Exercise 2#

Exercise: Working out the optimum segment length

Consider a simulation with a Model Cost of 11 simulated years per day.

If your goal is to run a 30 year simulation with each segment having an integer number of years and you have a 12 hour wall clock limit on your machine’s queue, what values of STOP OPTION, STOP N and RESUBMIT would you select to minimize the number of individual resubmissions?

Note: For simplicity, we aim for each run to have a duration that is a whole number of years and you should also take care not to risk having your segment not being completed by the time 12 hours is over.

Click here for hints
  • Use the Model Cost to determine STOP_N and STOP_OPTION for each submission, taking into account the wall clock limit.

  • Next, calculate how many times you need to resubmit the job to reach the 30-year goal.

  • Then, set RESUBMIT using The total number of submissions = the initial submission + the number of resubmissions.

Click here for the solution

Suppose that you are aiming for a 30-year simulation and you find in the timing files that that your model throughput is 11 simulated years per day. If your wallclock limit is 12-hour, it means you can run roughly 5.5 years per submission.

However, it’s advisable to run a little less than what might appear optimum from this run because the exact throughput can vary. Additionally, it’s best to run an integer number of years if possible.
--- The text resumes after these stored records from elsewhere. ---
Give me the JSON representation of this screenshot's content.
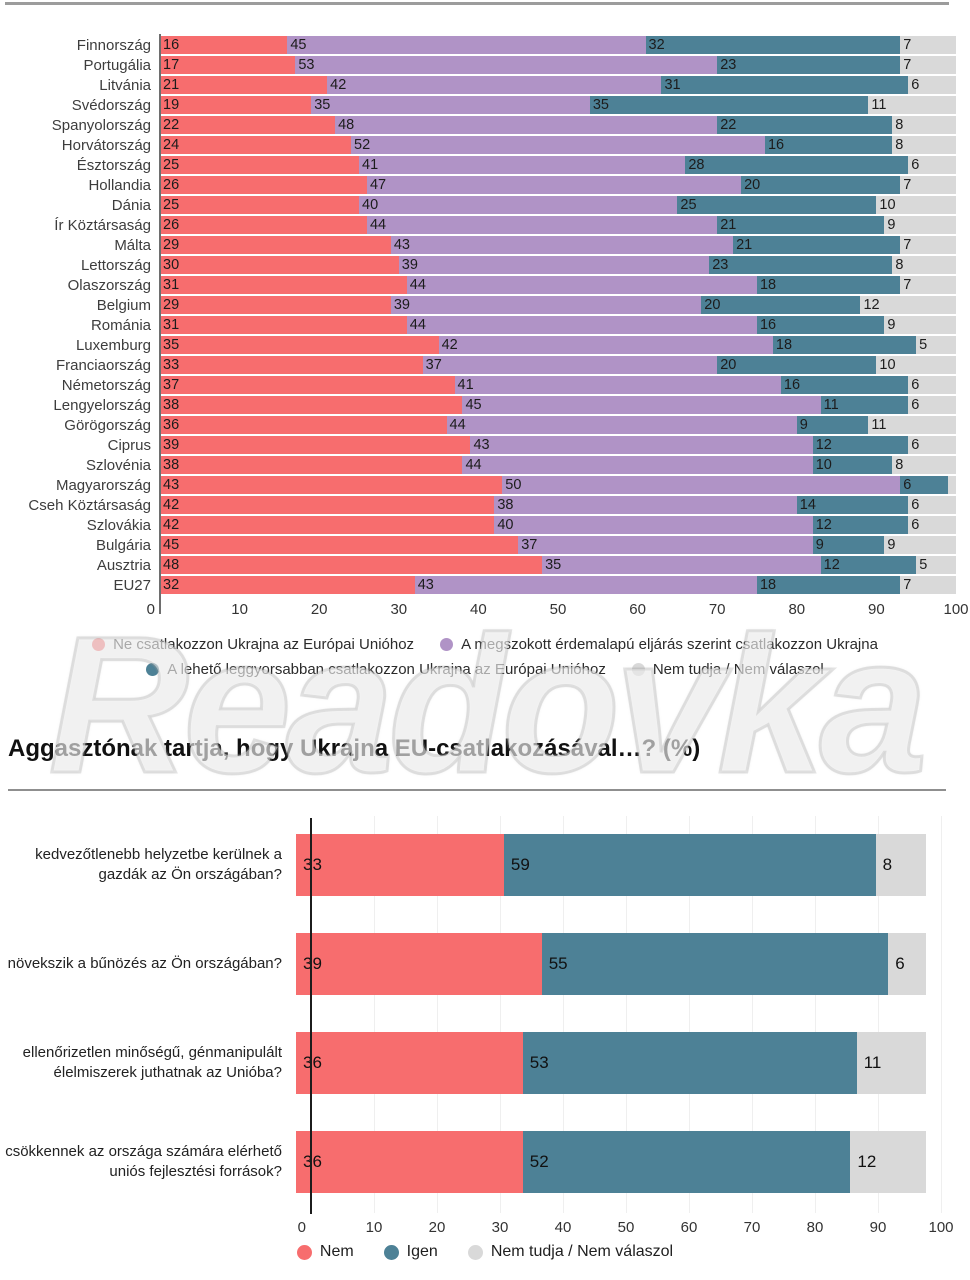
{
  "watermark": "Readovka",
  "colors": {
    "red": "#f76d6e",
    "purple": "#b093c6",
    "teal": "#4d8196",
    "gray": "#d9d9d9"
  },
  "chart_data": [
    {
      "type": "bar",
      "stacked": true,
      "orientation": "horizontal",
      "xlim": [
        0,
        100
      ],
      "xticks": [
        0,
        10,
        20,
        30,
        40,
        50,
        60,
        70,
        80,
        90,
        100
      ],
      "grid": false,
      "legend_position": "bottom",
      "categories": [
        "Finnország",
        "Portugália",
        "Litvánia",
        "Svédország",
        "Spanyolország",
        "Horvátország",
        "Észtország",
        "Hollandia",
        "Dánia",
        "Ír Köztársaság",
        "Málta",
        "Lettország",
        "Olaszország",
        "Belgium",
        "Románia",
        "Luxemburg",
        "Franciaország",
        "Németország",
        "Lengyelország",
        "Görögország",
        "Ciprus",
        "Szlovénia",
        "Magyarország",
        "Cseh Köztársaság",
        "Szlovákia",
        "Bulgária",
        "Ausztria",
        "EU27"
      ],
      "series": [
        {
          "name": "Ne csatlakozzon Ukrajna az Európai Unióhoz",
          "color": "#f76d6e",
          "values": [
            16,
            17,
            21,
            19,
            22,
            24,
            25,
            26,
            25,
            26,
            29,
            30,
            31,
            29,
            31,
            35,
            33,
            37,
            38,
            36,
            39,
            38,
            43,
            42,
            42,
            45,
            48,
            32
          ]
        },
        {
          "name": "A megszokott érdemalapú eljárás szerint csatlakozzon Ukrajna",
          "color": "#b093c6",
          "values": [
            45,
            53,
            42,
            35,
            48,
            52,
            41,
            47,
            40,
            44,
            43,
            39,
            44,
            39,
            44,
            42,
            37,
            41,
            45,
            44,
            43,
            44,
            50,
            38,
            40,
            37,
            35,
            43
          ]
        },
        {
          "name": "A lehető leggyorsabban csatlakozzon Ukrajna az Európai Unióhoz",
          "color": "#4d8196",
          "values": [
            32,
            23,
            31,
            35,
            22,
            16,
            28,
            20,
            25,
            21,
            21,
            23,
            18,
            20,
            16,
            18,
            20,
            16,
            11,
            9,
            12,
            10,
            6,
            14,
            12,
            9,
            12,
            18
          ]
        },
        {
          "name": "Nem tudja / Nem válaszol",
          "color": "#d9d9d9",
          "values": [
            7,
            7,
            6,
            11,
            8,
            8,
            6,
            7,
            10,
            9,
            7,
            8,
            7,
            12,
            9,
            5,
            10,
            6,
            6,
            11,
            6,
            8,
            1,
            6,
            6,
            9,
            5,
            7
          ]
        }
      ],
      "legend_lines": [
        [
          0,
          1
        ],
        [
          2,
          3
        ]
      ]
    },
    {
      "type": "bar",
      "stacked": true,
      "orientation": "horizontal",
      "title": "Aggasztónak tartja, hogy Ukrajna EU-csatlakozásával…? (%)",
      "xlim": [
        0,
        100
      ],
      "xticks": [
        0,
        10,
        20,
        30,
        40,
        50,
        60,
        70,
        80,
        90,
        100
      ],
      "grid": true,
      "legend_position": "bottom",
      "categories": [
        "kedvezőtlenebb helyzetbe kerülnek a gazdák az Ön országában?",
        "növekszik a bűnözés az Ön országában?",
        "ellenőrizetlen minőségű, génmanipulált élelmiszerek juthatnak az Unióba?",
        "csökkennek az országa számára elérhető uniós fejlesztési források?"
      ],
      "series": [
        {
          "name": "Nem",
          "color": "#f76d6e",
          "values": [
            33,
            39,
            36,
            36
          ]
        },
        {
          "name": "Igen",
          "color": "#4d8196",
          "values": [
            59,
            55,
            53,
            52
          ]
        },
        {
          "name": "Nem tudja / Nem válaszol",
          "color": "#d9d9d9",
          "values": [
            8,
            6,
            11,
            12
          ]
        }
      ],
      "legend_lines": [
        [
          0,
          1,
          2
        ]
      ]
    }
  ]
}
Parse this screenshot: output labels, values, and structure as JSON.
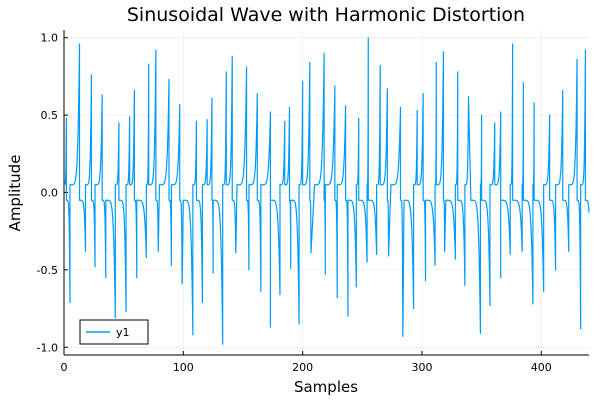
{
  "chart_data": {
    "type": "line",
    "title": "Sinusoidal Wave with Harmonic Distortion",
    "xlabel": "Samples",
    "ylabel": "Amplitude",
    "xlim": [
      0,
      440
    ],
    "ylim": [
      -1.05,
      1.05
    ],
    "x_ticks": [
      0,
      100,
      200,
      300,
      400
    ],
    "y_ticks": [
      -1.0,
      -0.5,
      0.0,
      0.5,
      1.0
    ],
    "x_tick_labels": [
      "0",
      "100",
      "200",
      "300",
      "400"
    ],
    "y_tick_labels": [
      "-1.0",
      "-0.5",
      "0.0",
      "0.5",
      "1.0"
    ],
    "grid": true,
    "legend_position": "bottom-left",
    "series": [
      {
        "name": "y1",
        "color": "#009AFA",
        "n_samples": 440,
        "shape": "arch pattern: upper arches rising from ~0.05 into peaks, lower arches from ~-0.05 into troughs, alternating roughly every 9 samples",
        "peaks": [
          [
            2,
            0.48
          ],
          [
            13,
            0.96
          ],
          [
            23,
            0.76
          ],
          [
            32,
            0.63
          ],
          [
            46,
            0.45
          ],
          [
            55,
            0.49
          ],
          [
            59,
            0.66
          ],
          [
            71,
            0.83
          ],
          [
            77,
            0.92
          ],
          [
            88,
            0.73
          ],
          [
            97,
            0.57
          ],
          [
            111,
            0.46
          ],
          [
            120,
            0.47
          ],
          [
            124,
            0.61
          ],
          [
            136,
            0.78
          ],
          [
            141,
            0.88
          ],
          [
            153,
            0.81
          ],
          [
            162,
            0.64
          ],
          [
            173,
            0.52
          ],
          [
            185,
            0.46
          ],
          [
            189,
            0.55
          ],
          [
            200,
            0.72
          ],
          [
            206,
            0.84
          ],
          [
            218,
            0.9
          ],
          [
            227,
            0.69
          ],
          [
            236,
            0.56
          ],
          [
            247,
            0.48
          ],
          [
            255,
            1.0
          ],
          [
            265,
            0.82
          ],
          [
            271,
            0.67
          ],
          [
            282,
            0.55
          ],
          [
            296,
            0.53
          ],
          [
            301,
            0.64
          ],
          [
            312,
            0.84
          ],
          [
            318,
            0.91
          ],
          [
            330,
            0.78
          ],
          [
            339,
            0.62
          ],
          [
            350,
            0.5
          ],
          [
            361,
            0.45
          ],
          [
            366,
            0.52
          ],
          [
            376,
            0.96
          ],
          [
            385,
            0.71
          ],
          [
            394,
            0.58
          ],
          [
            407,
            0.5
          ],
          [
            418,
            0.66
          ],
          [
            430,
            0.86
          ],
          [
            437,
            0.92
          ]
        ],
        "troughs": [
          [
            5,
            -0.71
          ],
          [
            18,
            -0.38
          ],
          [
            26,
            -0.48
          ],
          [
            35,
            -0.55
          ],
          [
            43,
            -0.81
          ],
          [
            52,
            -0.77
          ],
          [
            61,
            -0.55
          ],
          [
            69,
            -0.42
          ],
          [
            79,
            -0.38
          ],
          [
            90,
            -0.47
          ],
          [
            99,
            -0.59
          ],
          [
            108,
            -0.92
          ],
          [
            116,
            -0.71
          ],
          [
            125,
            -0.52
          ],
          [
            133,
            -0.98
          ],
          [
            144,
            -0.39
          ],
          [
            155,
            -0.5
          ],
          [
            165,
            -0.64
          ],
          [
            173,
            -0.87
          ],
          [
            181,
            -0.66
          ],
          [
            190,
            -0.49
          ],
          [
            197,
            -0.85
          ],
          [
            207,
            -0.39
          ],
          [
            219,
            -0.53
          ],
          [
            229,
            -0.68
          ],
          [
            238,
            -0.8
          ],
          [
            245,
            -0.61
          ],
          [
            254,
            -0.45
          ],
          [
            262,
            -0.4
          ],
          [
            272,
            -0.41
          ],
          [
            284,
            -0.93
          ],
          [
            293,
            -0.75
          ],
          [
            303,
            -0.57
          ],
          [
            311,
            -0.47
          ],
          [
            319,
            -0.38
          ],
          [
            328,
            -0.43
          ],
          [
            336,
            -0.6
          ],
          [
            349,
            -0.91
          ],
          [
            357,
            -0.73
          ],
          [
            366,
            -0.55
          ],
          [
            374,
            -0.4
          ],
          [
            384,
            -0.38
          ],
          [
            393,
            -0.72
          ],
          [
            402,
            -0.64
          ],
          [
            412,
            -0.5
          ],
          [
            423,
            -0.38
          ],
          [
            433,
            -0.88
          ],
          [
            440,
            -0.13
          ]
        ]
      }
    ]
  }
}
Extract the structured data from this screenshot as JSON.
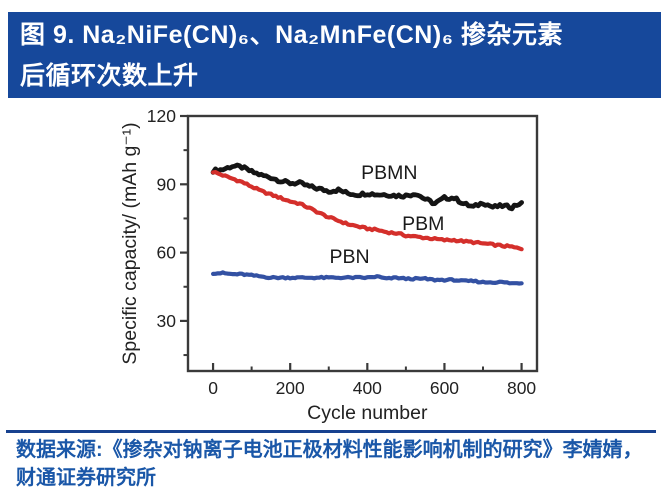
{
  "header": {
    "title_line1": "图 9. Na₂NiFe(CN)₆、Na₂MnFe(CN)₆ 掺杂元素",
    "title_line2": "后循环次数上升",
    "bg_color": "#16489B",
    "text_color": "#FFFFFF"
  },
  "footer": {
    "source_line1": "数据来源:《掺杂对钠离子电池正极材料性能影响机制的研究》李婧婧，",
    "source_line2": "财通证券研究所",
    "rule_color": "#17418F",
    "text_color": "#1A57A8"
  },
  "chart_data": {
    "type": "scatter",
    "title": "",
    "xlabel": "Cycle number",
    "ylabel": "Specific capacity/ (mAh g⁻¹)",
    "xlim": [
      -65,
      840
    ],
    "ylim": [
      8,
      120
    ],
    "x_ticks": [
      0,
      200,
      400,
      600,
      800
    ],
    "x_minor_ticks": [
      100,
      300,
      500,
      700
    ],
    "y_ticks": [
      30,
      60,
      90,
      120
    ],
    "y_minor_ticks": [
      15,
      45,
      75,
      105
    ],
    "grid": false,
    "legend_position": "inline-labels",
    "axis_color": "#3A3A3A",
    "tick_label_color": "#222222",
    "x": [
      0,
      25,
      50,
      75,
      100,
      125,
      150,
      175,
      200,
      225,
      250,
      275,
      300,
      325,
      350,
      375,
      400,
      425,
      450,
      475,
      500,
      525,
      550,
      575,
      600,
      625,
      650,
      675,
      700,
      725,
      750,
      775,
      800
    ],
    "series": [
      {
        "name": "PBMN",
        "color": "#151515",
        "label_x": 457,
        "label_y": 95,
        "values": [
          96,
          96.5,
          98,
          97.5,
          95.5,
          94,
          93,
          91.5,
          90.5,
          90.5,
          89,
          88,
          87,
          87.5,
          86,
          85.5,
          86,
          85.5,
          85.5,
          85,
          85,
          86,
          83.5,
          81.5,
          84,
          84,
          81.5,
          80,
          82,
          80,
          80.5,
          80,
          82
        ]
      },
      {
        "name": "PBM",
        "color": "#D42F2B",
        "label_x": 545,
        "label_y": 72.5,
        "values": [
          95.5,
          94,
          92.5,
          91,
          89,
          87,
          85.5,
          84,
          82.5,
          81.5,
          79.5,
          77.5,
          75.5,
          74,
          72.5,
          71.5,
          70.5,
          70,
          69,
          68.5,
          67.5,
          67,
          66.5,
          66,
          65.5,
          65.5,
          65,
          64.5,
          64,
          63.5,
          63,
          62.5,
          61.5
        ]
      },
      {
        "name": "PBN",
        "color": "#3351A3",
        "label_x": 354,
        "label_y": 58,
        "values": [
          51,
          51,
          50.5,
          50.5,
          50,
          49.5,
          49,
          49,
          49,
          49,
          49,
          49,
          49,
          49,
          49,
          49,
          49,
          49.5,
          48.5,
          49,
          48.5,
          48.5,
          48.5,
          48,
          48,
          48,
          47.5,
          47.5,
          47,
          47,
          47,
          46.5,
          46.5
        ]
      }
    ]
  }
}
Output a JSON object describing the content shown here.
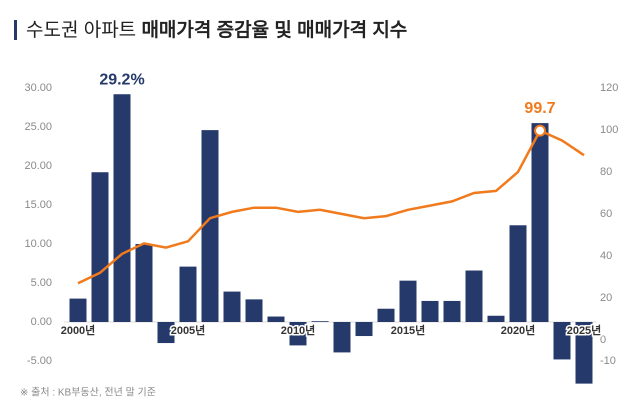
{
  "chart_data": {
    "type": "bar",
    "title": "수도권 아파트",
    "title_bold": "매매가격 증감율 및 매매가격 지수",
    "source": "※ 출처 : KB부동산, 전년 말 기준",
    "categories": [
      "2000년",
      null,
      null,
      null,
      null,
      "2005년",
      null,
      null,
      null,
      null,
      "2010년",
      null,
      null,
      null,
      null,
      "2015년",
      null,
      null,
      null,
      null,
      "2020년",
      null,
      null,
      "2025년"
    ],
    "series": [
      {
        "color": "#25396b",
        "values": [
          3.0,
          19.2,
          29.2,
          10.0,
          -2.7,
          7.1,
          24.6,
          3.9,
          2.9,
          0.7,
          -3.0,
          0.1,
          -3.9,
          -1.8,
          1.7,
          5.3,
          2.7,
          2.7,
          6.6,
          0.8,
          12.4,
          25.5,
          -4.8,
          -7.9
        ],
        "value_labels": [
          null,
          null,
          "29.2%",
          null,
          null,
          null,
          null,
          null,
          null,
          null,
          null,
          null,
          null,
          null,
          null,
          null,
          null,
          null,
          null,
          null,
          null,
          null,
          null,
          null
        ]
      },
      {
        "type": "line",
        "axis": "y2",
        "color": "#f07a1c",
        "values": [
          27,
          32,
          41,
          46,
          44,
          47,
          58,
          61,
          63,
          63,
          61,
          62,
          60,
          58,
          59,
          62,
          64,
          66,
          70,
          71,
          80,
          99.7,
          95,
          88
        ],
        "value_labels": [
          null,
          null,
          null,
          null,
          null,
          null,
          null,
          null,
          null,
          null,
          null,
          null,
          null,
          null,
          null,
          null,
          null,
          null,
          null,
          null,
          null,
          "99.7",
          null,
          null
        ]
      }
    ],
    "ylim": [
      -5,
      30
    ],
    "yticks": [
      {
        "value": 30,
        "label": "30.00"
      },
      {
        "value": 25,
        "label": "25.00"
      },
      {
        "value": 20,
        "label": "20.00"
      },
      {
        "value": 15,
        "label": "15.00"
      },
      {
        "value": 10,
        "label": "10.00"
      },
      {
        "value": 5,
        "label": "5.00"
      },
      {
        "value": 0,
        "label": "0.00"
      },
      {
        "value": -5,
        "label": "-5.00"
      }
    ],
    "y2lim": [
      -10,
      120
    ],
    "y2ticks": [
      120,
      100,
      80,
      60,
      40,
      20,
      0,
      -10
    ]
  }
}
You can probably safely run 5 years within a 12-hour wall clock limit. So, you can set:

STOP OPTION=nyears
STOP N=5

Since you want to run 30 years, that means you need to submit the run 6 times (5 years x 6 = 30 years).

As “the total number of submissions = the initial submission + the number of resubmissions”, that means that you need 5 re-submissions after your first one. So you would set:

RESUBMIT=5

This is illustrated in Figure 1.
timing

Figure 1: Number of submissions

This can be achieved with

./xmlchange STOP_OPTION=nyears,STOP_N=5,RESUBMIT=5